To win the grand prize of one million German marks, a candidate has to survive seven days on the run while being hunted by the Köhler gang.
After almost a week without sleep and little food, he is in agony and on the verge of physical collapse; Lotz could drop out, but there is the prospect of the grand prize of one million marks, and he knows the fate of one of his predecessors: when he forfeited the game, he was so derided as a coward that he eventually committed suicide.
In the grand finale, Lotz has to pass through the "death spiral" – a 28.40-meter-long tube of bulletproof glass with three openings through which the Köhler gang can shoot him.

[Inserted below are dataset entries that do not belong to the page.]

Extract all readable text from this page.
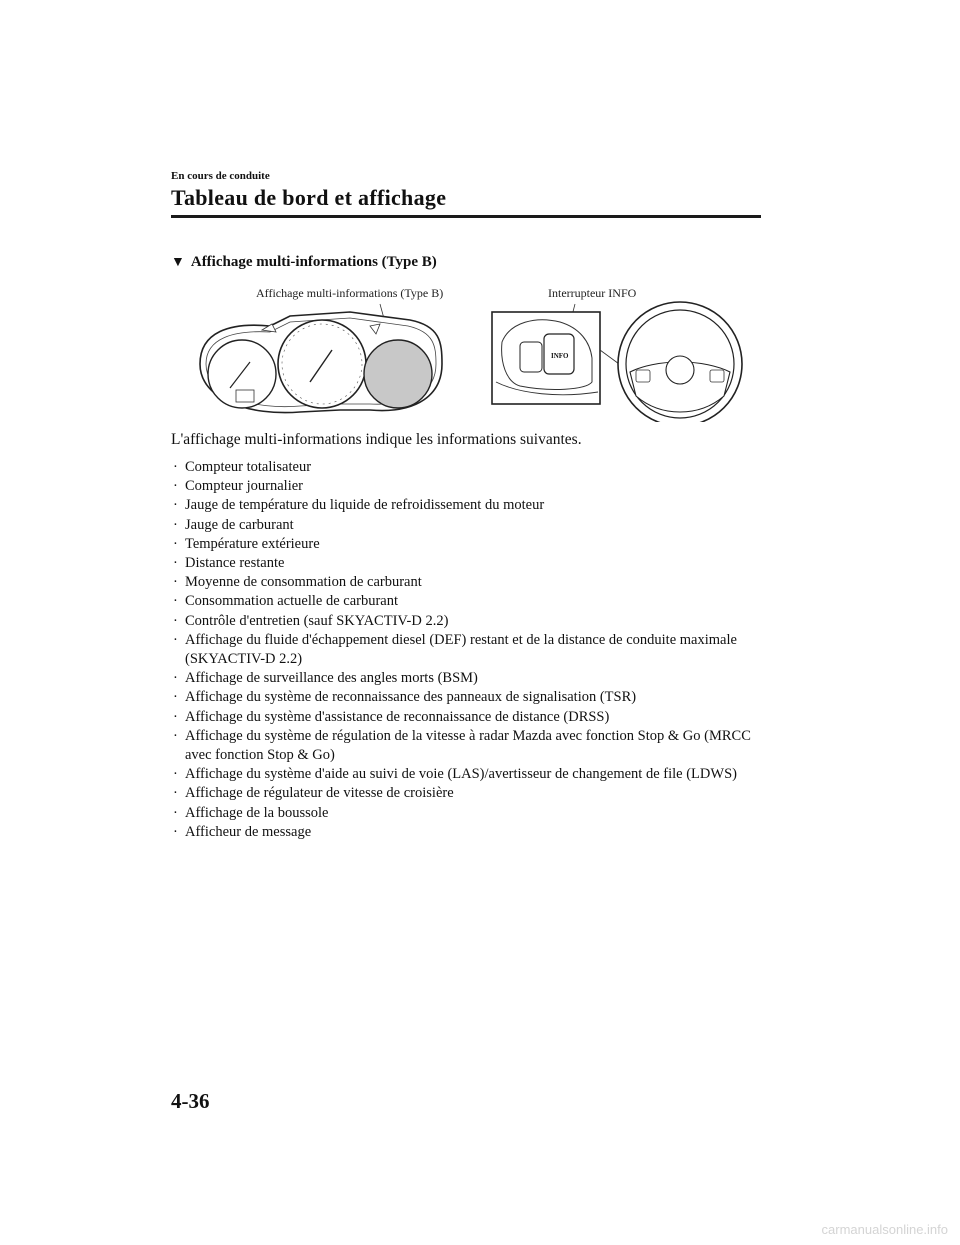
En cours de conduite
Tableau de bord et affichage
▼ Affichage multi-informations (Type B)
Affichage multi-informations (Type B)	Interrupteur INFO
INFO
L'affichage multi-informations indique les informations suivantes.
· Compteur totalisateur
· Compteur journalier
· Jauge de température du liquide de refroidissement du moteur
· Jauge de carburant
· Température extérieure
· Distance restante
· Moyenne de consommation de carburant
· Consommation actuelle de carburant
· Contrôle d'entretien (sauf SKYACTIV-D 2.2)
· Affichage du fluide d'échappement diesel (DEF) restant et de la distance de conduite maximale (SKYACTIV-D 2.2)
· Affichage de surveillance des angles morts (BSM)
· Affichage du système de reconnaissance des panneaux de signalisation (TSR)
· Affichage du système d'assistance de reconnaissance de distance (DRSS)
· Affichage du système de régulation de la vitesse à radar Mazda avec fonction Stop & Go (MRCC avec fonction Stop & Go)
· Affichage du système d'aide au suivi de voie (LAS)/avertisseur de changement de file (LDWS)
· Affichage de régulateur de vitesse de croisière
· Affichage de la boussole
· Afficheur de message
4-36
carmanualsonline.info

Intentionally "exaggerat[ing] the contemporary situation [in television] and project[ing] it into the future in order to illuminate the present", as Günter Rohrbach, then head of TV programming at WDR, said at the time,[3][4] the film anticipated developments in the media, such as commercial television (which did not exist in Germany until 1984), the drive for ratings, reality shows, the Big Brother effect, and constant interruptions by highly sexualized advertisements.
Before the broadcast in 1970, an announcer said that "the rules of the game were in accordance with the January 7, 1973, federal law promoting leisure activities, as published in Bundesgesetzblatt (Germany), part 2, page 965".
In the same year, a novel by Stephen King, published in the U.S., told a similar story; the 1987 film The Running Man with Arnold Schwarzenegger is loosely based on this novel.
[1] The fictitious television show, including musical interludes, and the final sequence of the manhunt in the glass tunnel were filmed in the Gartlage hall in Osnabrück,[4] a building normally used for livestock auctions.
The comedian Dieter Hallervorden, who played the leader of the Köhler gang, was then still at the beginning of his acting career; he became known by the mid-1970s for the slapstick series Nonstop Nonsense.